Recently, Nancy Duarte participated in an interview with Jimmy Guterman of the MIT Sloan Management Review, which resulted in the article "How to Become a Better Manager By Thinking Like a Designer" (sign up is required). The quote that summarizes the article is:

“Often managers… rely heavily on data and information to tell the story and miss the opportunity to create context and meaning…leaving lots of room for interpretation, which can spawn multiple cycles and limit advancement."

It’s the same with information presentation. A focus on design at the beginning expands the ability to deliver context and meaning. But before you discount design as a concept for well, you know, "those artsy types", keep in mind, as Nancy puts it:

"Design is... crafting communications to answer audience needs in the most effective way."

What this means is that the more you focus on design, the more you’ll "speak" to your audience - which means you’ll be more effective with your data presentation. It’s about the audience, not you.

Here are some dashboard design principles that we use (with a few enhancements from Nancy’s interview) to make sure we become better information presenters by thinking like designers:

  • Unity/Harmony - a sense that everything in the application belongs together, resulting in a "whole" that is greater than the sum of the parts.
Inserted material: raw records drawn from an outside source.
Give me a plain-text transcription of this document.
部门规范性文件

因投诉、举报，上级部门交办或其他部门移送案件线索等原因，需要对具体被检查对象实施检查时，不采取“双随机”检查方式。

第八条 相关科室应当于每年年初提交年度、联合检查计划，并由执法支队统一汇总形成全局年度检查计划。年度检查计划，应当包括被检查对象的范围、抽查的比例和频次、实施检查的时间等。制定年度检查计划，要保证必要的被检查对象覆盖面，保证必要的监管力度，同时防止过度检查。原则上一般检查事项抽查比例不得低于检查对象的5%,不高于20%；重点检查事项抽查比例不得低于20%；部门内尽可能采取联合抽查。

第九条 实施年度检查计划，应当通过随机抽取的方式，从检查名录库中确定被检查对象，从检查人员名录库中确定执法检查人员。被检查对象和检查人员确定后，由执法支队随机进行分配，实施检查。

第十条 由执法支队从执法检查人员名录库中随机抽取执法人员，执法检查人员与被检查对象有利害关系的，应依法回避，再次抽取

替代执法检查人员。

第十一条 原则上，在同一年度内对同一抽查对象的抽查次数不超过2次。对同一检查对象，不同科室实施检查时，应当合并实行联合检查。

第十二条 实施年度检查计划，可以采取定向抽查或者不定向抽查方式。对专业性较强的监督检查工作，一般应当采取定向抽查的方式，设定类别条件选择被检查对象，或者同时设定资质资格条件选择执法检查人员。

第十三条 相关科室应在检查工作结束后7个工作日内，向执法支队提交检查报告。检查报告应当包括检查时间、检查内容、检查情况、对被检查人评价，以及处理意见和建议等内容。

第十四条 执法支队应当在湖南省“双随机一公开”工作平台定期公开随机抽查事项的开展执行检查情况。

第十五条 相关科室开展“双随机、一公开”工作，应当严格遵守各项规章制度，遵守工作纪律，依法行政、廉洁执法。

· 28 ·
All the elements complement, augment, and enhance, as opposed to distract and detract from each other.

    Takeaway: Identify the problem you’re solving and make sure every element you place moves you closer to answering that question.
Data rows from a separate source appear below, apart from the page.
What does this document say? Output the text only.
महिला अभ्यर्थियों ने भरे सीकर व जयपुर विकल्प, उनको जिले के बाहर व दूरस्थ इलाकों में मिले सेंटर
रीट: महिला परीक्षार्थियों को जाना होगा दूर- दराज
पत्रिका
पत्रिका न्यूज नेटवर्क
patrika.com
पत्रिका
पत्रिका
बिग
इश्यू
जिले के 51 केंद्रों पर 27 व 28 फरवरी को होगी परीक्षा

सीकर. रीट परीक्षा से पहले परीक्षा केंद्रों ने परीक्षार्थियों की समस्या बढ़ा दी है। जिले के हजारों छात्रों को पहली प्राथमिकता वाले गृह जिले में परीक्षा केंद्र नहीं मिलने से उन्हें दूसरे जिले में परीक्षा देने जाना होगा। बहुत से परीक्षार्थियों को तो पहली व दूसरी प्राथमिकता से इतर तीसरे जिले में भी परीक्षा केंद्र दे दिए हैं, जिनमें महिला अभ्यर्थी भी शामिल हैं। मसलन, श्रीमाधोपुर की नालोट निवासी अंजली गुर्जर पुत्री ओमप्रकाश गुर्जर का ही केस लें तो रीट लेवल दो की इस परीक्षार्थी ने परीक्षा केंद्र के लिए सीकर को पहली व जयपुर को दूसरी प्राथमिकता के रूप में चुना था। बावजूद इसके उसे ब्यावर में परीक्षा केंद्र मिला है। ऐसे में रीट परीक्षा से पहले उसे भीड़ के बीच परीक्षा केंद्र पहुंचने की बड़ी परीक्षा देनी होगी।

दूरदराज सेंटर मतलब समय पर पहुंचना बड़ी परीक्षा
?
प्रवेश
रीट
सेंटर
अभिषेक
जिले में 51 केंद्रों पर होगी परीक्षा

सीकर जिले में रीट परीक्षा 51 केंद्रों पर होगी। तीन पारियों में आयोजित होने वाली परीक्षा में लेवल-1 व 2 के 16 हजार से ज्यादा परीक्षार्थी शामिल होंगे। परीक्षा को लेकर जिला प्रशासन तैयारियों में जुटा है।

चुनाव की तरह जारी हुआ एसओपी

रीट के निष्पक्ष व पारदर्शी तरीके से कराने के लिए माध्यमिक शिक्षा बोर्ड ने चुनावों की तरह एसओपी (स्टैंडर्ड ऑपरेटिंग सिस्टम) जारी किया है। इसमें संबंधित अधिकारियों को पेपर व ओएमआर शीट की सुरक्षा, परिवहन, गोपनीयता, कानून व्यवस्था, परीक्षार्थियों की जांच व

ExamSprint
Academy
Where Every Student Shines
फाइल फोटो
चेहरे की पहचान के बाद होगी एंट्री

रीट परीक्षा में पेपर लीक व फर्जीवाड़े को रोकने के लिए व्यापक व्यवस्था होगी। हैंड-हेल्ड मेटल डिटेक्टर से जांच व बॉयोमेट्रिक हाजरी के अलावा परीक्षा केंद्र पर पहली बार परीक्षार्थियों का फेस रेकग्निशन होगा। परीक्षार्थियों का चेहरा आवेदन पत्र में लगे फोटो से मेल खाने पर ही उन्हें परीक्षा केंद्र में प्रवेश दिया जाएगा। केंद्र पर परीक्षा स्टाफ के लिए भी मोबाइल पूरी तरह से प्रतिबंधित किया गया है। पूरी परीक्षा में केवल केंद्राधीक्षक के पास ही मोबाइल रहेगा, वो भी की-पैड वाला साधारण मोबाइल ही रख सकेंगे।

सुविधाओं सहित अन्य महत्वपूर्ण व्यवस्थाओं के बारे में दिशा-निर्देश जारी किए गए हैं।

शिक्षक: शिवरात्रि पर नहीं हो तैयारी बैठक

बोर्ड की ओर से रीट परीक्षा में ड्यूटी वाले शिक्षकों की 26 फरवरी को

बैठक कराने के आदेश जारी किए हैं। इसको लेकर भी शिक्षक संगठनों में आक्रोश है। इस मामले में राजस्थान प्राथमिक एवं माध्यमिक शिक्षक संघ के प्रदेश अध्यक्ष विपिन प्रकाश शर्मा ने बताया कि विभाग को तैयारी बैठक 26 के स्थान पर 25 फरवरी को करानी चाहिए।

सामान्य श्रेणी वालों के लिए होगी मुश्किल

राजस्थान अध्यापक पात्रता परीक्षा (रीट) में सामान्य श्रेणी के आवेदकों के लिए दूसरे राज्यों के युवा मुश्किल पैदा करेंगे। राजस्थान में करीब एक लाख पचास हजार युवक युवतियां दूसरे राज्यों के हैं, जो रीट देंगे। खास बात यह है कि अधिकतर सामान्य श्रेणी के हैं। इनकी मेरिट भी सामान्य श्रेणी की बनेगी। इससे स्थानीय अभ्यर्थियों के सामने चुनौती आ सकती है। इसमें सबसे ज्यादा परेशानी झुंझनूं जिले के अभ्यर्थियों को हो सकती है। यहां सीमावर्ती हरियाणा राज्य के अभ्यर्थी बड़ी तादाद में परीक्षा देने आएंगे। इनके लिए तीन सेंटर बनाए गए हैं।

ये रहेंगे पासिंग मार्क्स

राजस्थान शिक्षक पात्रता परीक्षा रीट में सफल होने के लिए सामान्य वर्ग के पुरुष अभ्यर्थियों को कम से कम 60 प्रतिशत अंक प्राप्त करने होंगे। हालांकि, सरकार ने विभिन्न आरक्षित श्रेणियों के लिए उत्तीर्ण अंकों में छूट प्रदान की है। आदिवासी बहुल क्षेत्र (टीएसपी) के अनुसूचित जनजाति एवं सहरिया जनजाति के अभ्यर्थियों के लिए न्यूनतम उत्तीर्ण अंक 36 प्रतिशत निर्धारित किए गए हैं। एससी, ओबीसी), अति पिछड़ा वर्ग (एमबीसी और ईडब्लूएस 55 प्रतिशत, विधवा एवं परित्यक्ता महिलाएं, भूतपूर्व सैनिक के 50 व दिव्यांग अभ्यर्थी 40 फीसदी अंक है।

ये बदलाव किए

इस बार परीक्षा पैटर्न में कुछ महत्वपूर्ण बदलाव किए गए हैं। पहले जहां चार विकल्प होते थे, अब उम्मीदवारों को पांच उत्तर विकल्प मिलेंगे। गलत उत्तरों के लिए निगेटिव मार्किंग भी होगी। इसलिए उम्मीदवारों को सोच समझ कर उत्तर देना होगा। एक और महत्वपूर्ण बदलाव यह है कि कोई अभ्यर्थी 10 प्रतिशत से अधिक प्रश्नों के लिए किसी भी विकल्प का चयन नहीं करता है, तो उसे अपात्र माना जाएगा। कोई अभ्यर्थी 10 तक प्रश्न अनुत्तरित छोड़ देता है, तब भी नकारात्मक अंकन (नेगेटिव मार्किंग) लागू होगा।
  • Proximity/Hierarchy - Things that are near each other are related. Hierarchy demonstrates relationships between items where appropriate. Proximity and Hierarchy both provide tremendous contextual cues leading to better understanding.
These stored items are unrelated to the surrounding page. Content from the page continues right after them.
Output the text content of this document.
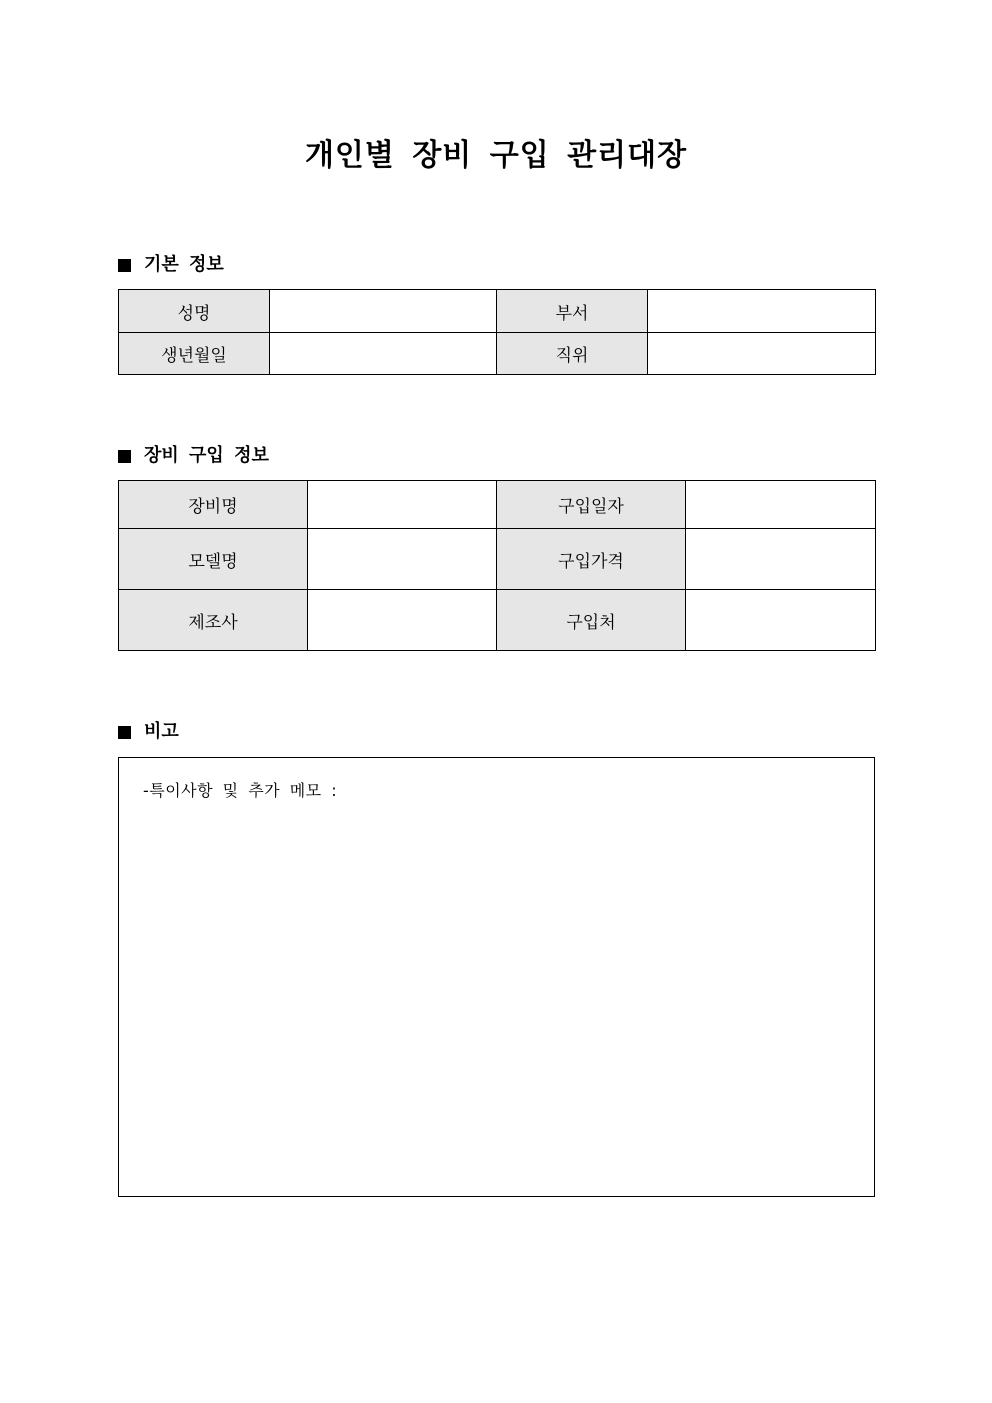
개인별 장비 구입 관리대장
기본 정보
성명		부서	
생년월일		직위	
장비 구입 정보
장비명		구입일자	
모델명		구입가격	
제조사		구입처	
비고
-특이사항 및 추가 메모 :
    Takeaway: Place related things near each other and separate unrelated things. Remember, dogs and cats don’t play well together.

  • Clear Space - White space in information display is very important and too often overlooked. Maximizing dashboard real estate means creating places for the eye to "rest" so that the non-white space is more effective.

    Takeaway: Use white space in conjunction with proximity to help your viewers follow the story the information is telling.

  • Balance - Dominant focal points either give the viewer a sense of comfort (balanced) or spur them to action (unbalanced). Nancy points out "that does not mean all things must be in balance all the time. It is often effective to jar people and thereby effect a change in behavior or thought. Be aware, though, that once something has been thrown out of balance, it is the nature of the universe to find a new state of equilibrium."

    Takeaway: Make sure the primary focal points in your information presentation tell the viewer either "it’s ok, move on" or "you need to do something."

  • Contrast - Contrast creates interest to focus attention or highlight differences. Again quoting from the article "The value of contrast lies neither in the black nor the white, but in the tension between them."

    Takeaway: Use Contrast to shift Balance so the viewer focusses and acts more quickly.

  • Proportion - More important elements deserve more real estate. It’s tempting to want to present an unbiased view of the data. However, as Amanda Cox of the NYT graphics department stated at the OEDC "Seminar on Innovative Approaches to Turn Statistics into Knowledge" "data isn’t like your kids, you don’t have to pretend to love them equally."

    Takeaway: Increase the size and emphasis of the values and decrease the size of labels and you’ll find dramatically better impact and speed of understanding.

  • Simplicity - Stay focused on the specific fact on which you’re trying to shine light. This sometimes means showing less data and a simpler display. I think Garr Reynolds sums it up best: "Don’t confuse ’simplicity’, which is hard to achieve, with ’simplistic’, which is easy and usually lacking value."

    Takeaway: Help your viewers focus on what’s really important by pointing them to the kernels and not the chaff.